In der folgenden Saison kam er zwar öfter auf seiner gelernten Position zum Einsatz, bestritt aber in der chaotisch anmutenden Defensive des FC Bayern deutlich weniger Spiele als im Vorjahr. Louis van Gaals Wechselspiele schienen nicht nur dem Team, sondern insbesondere Badstuber zu schaden, der nach heftiger Kritik angeblich den Tränen nahe gewesen sein soll. Ohnehin hatte er mit einer Schambeinreizung zu kämpfen, nur 23mal kam er in der Bundesligasaison 2010/11 zum Einsatz, nur einmal auf der Außenposition, zweimal gar von der Bank aus. In der Nationalmannschaft lief es besser, bei neun EM-Qualifikationsspielen kam er zum Einsatz, nur einmal waren es weniger als 90 Minuten – er etablierte sich als Stammspieler.

Nach einer turbulenten Saison im Verein kehrte Ruhe beim FC Bayern ein, als Jupp Heynckes übernahm. Gewachsen an den Problemen seit der Weltmeisterschaft sowie mit mehr Erfahrung ausgestattet, zeigte sich Badstuber dieses Jahr in absoluter Topform. Lange Zeit erhielt man keine Gegentore in der Liga, setzte sich von den Konkurrenten ab und neben den Neuzugängen Boateng und Neuer war dies sicherlich ebenso die Leistung Badstubers, welche die Erfolge maßgeblich bewirkte. Herausragende Antizipation, eine wundervolle Spieleröffnung und gute Fähigkeiten im Bereich der defensiven Organisation sowie seine Fähigkeiten im Bereich der klassischen Defensivarbeit – mit deutlich weniger Grätschen, ganz nach Löws Wünschen – machten ihn wohl zu Deutschlands stärkstem Innenverteidiger dieser Saison. Neben Mats Hummels und Jerome Boateng.

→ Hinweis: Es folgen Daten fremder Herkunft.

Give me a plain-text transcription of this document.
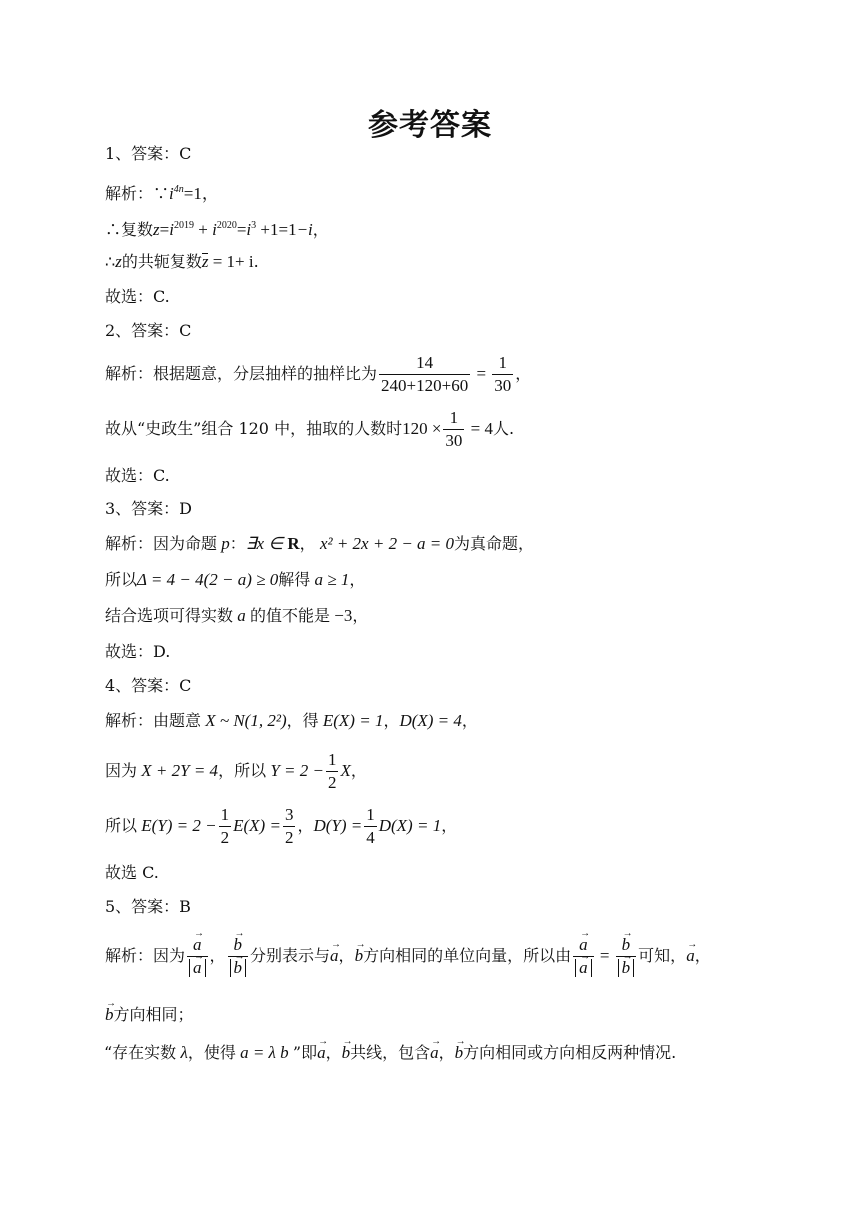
参考答案
1、答案：C
解析：$\because i^{4n}=1$，
∴复数$z=i^{2019} + i^{2020}=i^3 +1=1-i$，
∴z的共轭复数z = 1+ i.
故选：C.
2、答案：C
解析：根据题意，分层抽样的抽样比为 $\frac{14}{240+120+60} = \frac{1}{30}$ ，
故从“史政生”组合 120 中，抽取的人数时$120 \times \frac{1}{30} = 4$人.
故选：C.
3、答案：D
解析：因为命题 p：∃x ∈ R， x² + 2x + 2 − a = 0为真命题，
所以Δ = 4 − 4(2 − a) ≥ 0解得 a ≥ 1，
结合选项可得实数 a 的值不能是 −3，
故选：D.
4、答案：C
解析：由题意 X ~ N(1, 2²)，得 E(X) = 1，D(X) = 4，
因为 X + 2Y = 4，所以 $Y = 2 - \frac{1}{2}$ X，
所以 $E(Y) = 2 - \frac{1}{2} E(X) = \frac{3}{2}$ ，$D(Y) = \frac{1}{4} D(X) = 1$，
故选 C.
5、答案：B
解析：因为 →
a
→
a ， →
b
→
b 分别表示与
→
a，
→
b方向相同的单位向量，所以由 →
a
→
a = →
b
→
b 可知，
→
a，
→
b方向相同；
“存在实数 λ，使得 a = λ b ”即
→
a，
→
b共线，包含
→
a，
→
b方向相同或方向相反两种情况.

Man wird sehen, wie hoch der „John Terry Bayerns“ noch steigen kann. Ein kleines, fast schon humoristisch wirkendes Video seiner Trainerfähigkeiten kann man übrigens als kleines Schmankerl hier sehen.

RM 8. Januar 2012 um 20:39

Mein Fehler, eigentlich wollte ich darauf hinaus. Im Abschnitt „die Zeit im defensiven Mittelfeld sollte sich für Badstuber rentieren. Verstärkte Schulung bei Zweikämpfen, Antizipation, Kopfballduellen und Ballverteilung auch unter Bedrängnis zeigten Wirkung, der Junge aus Memmingen entwickelte sich zu einem kompletten Spieler“ hätte ich das erwähnen sollen, habe ich verschwitzt, fiel mir auch jetzt erst nach verwirrten Benutzen der Strg + F – Tastenkombination und ihren Auswirkungen.

Antworten

Sebastian 8. Januar 2012 um 18:10

Eine ergänzende Anmerkung noch: Auch Hermann Gerland hat ihn immer als Innenverteidiger gesehen, lässt diese aber bei den Amateuren oft auf der Sechs spielen, um stärker den Spielaufbau und das Finden von Lösungen unter Druck zu trainieren, was ein moderner IV bei den Profis einfach können muss.

Antworten

C 28. Dezember 2011 um 15:38

Was auf jedenfall fehlt ist, er ist erst 22 und hat diese Saison eigentlich noch keinen einzigen schweren Fehler gemacht! Sieht man mal vom 0:1 gegen ManCity ab aber daraus wird er gelernt haben, und wenn es nur zu ich sag mal 20% sein Fehler war.

Antworten

C 28. Dezember 2011 um 15:34

Ich denke auch auf einer Taktikseite hätte man sich hier auf seine speziellen Fähigkeiten bzw. seine Rolle bei Bayern konzentrieren sollen und nicht auf die Geschichte die hier 90% ausmacht.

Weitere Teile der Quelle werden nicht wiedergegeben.